Development experts and human rights activists are logical allies, but until recently each tackled issues such as child labor, land rights or women’s empowerment in their own way. A deeper connection was formed last spring, however, at a conference entitled “Human Rights and Development: Toward Mutual Reinforcement,” co-sponsored by the Law School’s Center for Human Rights and Global Justice and the Ethical Globalization Initiative, with support from the World Bank.
World Bank President James Wolfensohn was the keynote speaker; discussions between other World Bank officials and human rights experts such as Mary Robinson, former United Nations High Commissioner for Human Rights and chairwoman of EGI, followed. “There was a time not so long ago when human rights discourse was almost always that of diplomats, lawyers and philosophers, while development thinking and writing was the domain of economists and other social scientists,” said Robinson, who also participated in the “Human Rights Perspectives on the Millennium Development Goals,” a Law School symposium sponsored by the Center for Human Rights and Global Justice. “Today, that gap is finally closing,” she said. “Development practitioners are finding that there are obvious—indeed, elephantine— human rights dimensions to many of the principal themes that occupy their attention.”
Wolfensohn also underscored the increasing overlap between development and human rights. “I’ve said to Mary many times: ‘You know, one of the things we have to do in our institution is to try and get things done, but to some of our shareholders the very mention of…human rights is inflammatory language.’ And, it’s getting into areas of politics, and it’s getting into areas that they’re very concerned about. We decide to just go around it and we talk the language of economics and social development.”

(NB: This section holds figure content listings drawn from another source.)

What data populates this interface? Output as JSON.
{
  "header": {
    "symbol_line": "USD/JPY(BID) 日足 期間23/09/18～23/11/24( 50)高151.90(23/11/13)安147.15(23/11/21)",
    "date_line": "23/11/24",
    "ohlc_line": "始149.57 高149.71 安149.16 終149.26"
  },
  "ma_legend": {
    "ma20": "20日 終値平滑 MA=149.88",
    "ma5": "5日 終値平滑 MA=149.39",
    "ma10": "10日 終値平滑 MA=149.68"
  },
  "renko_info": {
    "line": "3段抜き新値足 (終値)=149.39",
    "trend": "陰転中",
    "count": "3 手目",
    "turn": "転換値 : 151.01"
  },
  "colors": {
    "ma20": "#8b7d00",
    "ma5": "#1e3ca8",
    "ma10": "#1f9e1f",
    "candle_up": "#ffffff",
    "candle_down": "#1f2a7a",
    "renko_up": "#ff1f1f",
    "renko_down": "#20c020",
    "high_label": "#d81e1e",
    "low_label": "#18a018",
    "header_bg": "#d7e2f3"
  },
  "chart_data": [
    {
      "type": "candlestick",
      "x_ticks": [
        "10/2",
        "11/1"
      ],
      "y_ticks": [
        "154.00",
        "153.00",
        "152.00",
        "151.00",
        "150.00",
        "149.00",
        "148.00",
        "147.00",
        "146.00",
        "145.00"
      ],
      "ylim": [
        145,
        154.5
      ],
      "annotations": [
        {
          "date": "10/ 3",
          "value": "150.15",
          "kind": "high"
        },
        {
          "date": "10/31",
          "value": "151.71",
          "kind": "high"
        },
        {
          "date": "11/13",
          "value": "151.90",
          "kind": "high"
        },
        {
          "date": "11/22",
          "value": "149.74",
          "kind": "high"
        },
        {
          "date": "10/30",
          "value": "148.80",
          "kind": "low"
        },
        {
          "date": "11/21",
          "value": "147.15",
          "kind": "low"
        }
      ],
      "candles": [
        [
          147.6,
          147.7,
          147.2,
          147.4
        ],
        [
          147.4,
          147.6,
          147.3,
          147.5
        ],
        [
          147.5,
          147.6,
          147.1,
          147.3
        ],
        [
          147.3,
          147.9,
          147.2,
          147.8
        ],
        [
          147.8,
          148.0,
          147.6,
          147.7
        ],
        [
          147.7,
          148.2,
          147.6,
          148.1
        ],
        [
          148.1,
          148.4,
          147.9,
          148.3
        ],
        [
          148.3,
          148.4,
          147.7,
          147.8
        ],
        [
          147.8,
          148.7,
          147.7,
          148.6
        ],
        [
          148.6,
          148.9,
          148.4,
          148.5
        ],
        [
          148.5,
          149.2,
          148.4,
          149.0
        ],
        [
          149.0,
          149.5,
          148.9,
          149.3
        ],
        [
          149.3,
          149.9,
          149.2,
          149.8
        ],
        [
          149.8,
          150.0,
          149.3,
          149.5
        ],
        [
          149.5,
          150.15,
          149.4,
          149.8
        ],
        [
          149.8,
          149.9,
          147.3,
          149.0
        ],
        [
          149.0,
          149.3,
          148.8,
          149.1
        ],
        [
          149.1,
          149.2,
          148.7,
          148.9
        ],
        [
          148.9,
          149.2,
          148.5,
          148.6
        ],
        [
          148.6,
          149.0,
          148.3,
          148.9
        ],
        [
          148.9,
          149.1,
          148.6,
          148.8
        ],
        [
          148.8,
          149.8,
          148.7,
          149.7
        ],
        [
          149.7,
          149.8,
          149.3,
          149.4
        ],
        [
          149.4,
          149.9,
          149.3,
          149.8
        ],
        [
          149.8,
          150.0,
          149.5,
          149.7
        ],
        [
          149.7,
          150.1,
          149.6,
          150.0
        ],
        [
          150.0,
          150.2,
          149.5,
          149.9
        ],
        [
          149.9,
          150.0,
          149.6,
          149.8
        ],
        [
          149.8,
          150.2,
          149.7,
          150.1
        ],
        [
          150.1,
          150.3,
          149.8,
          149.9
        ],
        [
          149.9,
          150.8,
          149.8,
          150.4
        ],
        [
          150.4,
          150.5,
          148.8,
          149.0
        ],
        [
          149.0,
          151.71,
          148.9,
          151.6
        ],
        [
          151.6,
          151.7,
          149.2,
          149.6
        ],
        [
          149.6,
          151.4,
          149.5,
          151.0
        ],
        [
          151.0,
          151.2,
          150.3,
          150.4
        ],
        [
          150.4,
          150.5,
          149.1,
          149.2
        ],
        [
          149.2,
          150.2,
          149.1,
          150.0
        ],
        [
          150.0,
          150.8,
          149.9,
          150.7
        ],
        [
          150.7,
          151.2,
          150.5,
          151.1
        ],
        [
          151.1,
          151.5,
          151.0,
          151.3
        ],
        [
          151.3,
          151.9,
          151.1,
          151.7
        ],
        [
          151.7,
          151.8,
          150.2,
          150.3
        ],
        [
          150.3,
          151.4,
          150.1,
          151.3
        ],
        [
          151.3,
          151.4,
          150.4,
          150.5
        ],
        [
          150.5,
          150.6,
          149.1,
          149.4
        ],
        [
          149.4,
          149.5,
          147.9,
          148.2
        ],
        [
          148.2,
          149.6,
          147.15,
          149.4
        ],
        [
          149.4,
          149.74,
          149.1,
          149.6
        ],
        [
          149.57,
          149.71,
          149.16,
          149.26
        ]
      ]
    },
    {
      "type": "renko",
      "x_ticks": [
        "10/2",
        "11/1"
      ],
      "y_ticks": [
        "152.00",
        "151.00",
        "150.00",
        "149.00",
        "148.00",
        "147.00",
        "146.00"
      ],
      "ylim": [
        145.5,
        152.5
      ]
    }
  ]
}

Wolfensohn went on to outline the difficulties of achieving the Millennium Development Goals—including eradicating extreme poverty and hunger and achieving universal primary education—that all 191 members of the United Nations have pledged to help make happen by 2015. “There’s a fair chance that statistically we will achieve the poverty goal,” he said. “But if you read the statistics, they are highly biased by China and India. And if you take a look at countries in sub- Saharan Africa you’ll find that statistics are, in fact, going in the other direction.”

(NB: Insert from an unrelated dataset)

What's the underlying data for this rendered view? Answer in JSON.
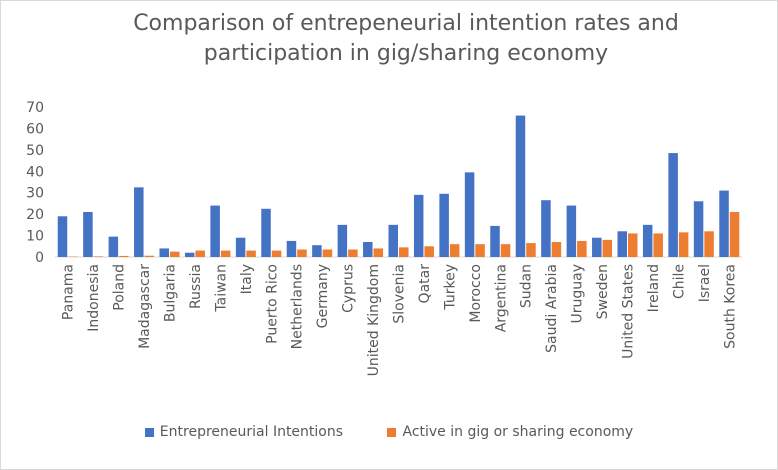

Wolfensohn argued that these goals are difficult to reach because of a lack of focus and financing. “We talk about achieving the objectives because the world is united in support,” Wolfensohn said. “It’s nonsense. The world’s governments are spending 20 times the amount of development expenditures on military expenditures….We [the development community and the human rights community] have a common enemy: indifference. …By joining together [we can put] pressure on our leaders to make this world a more focused and…effective place in terms of development and in terms of rights.”
Last May, just two months after the conference, President Wolfensohn announced that he was putting forth a proposal to the World Bank board to promote a human rights-oriented method in the bank’s lending policies. “The institution has up until now refused to deal with its activities using a rights-based approach,” he said.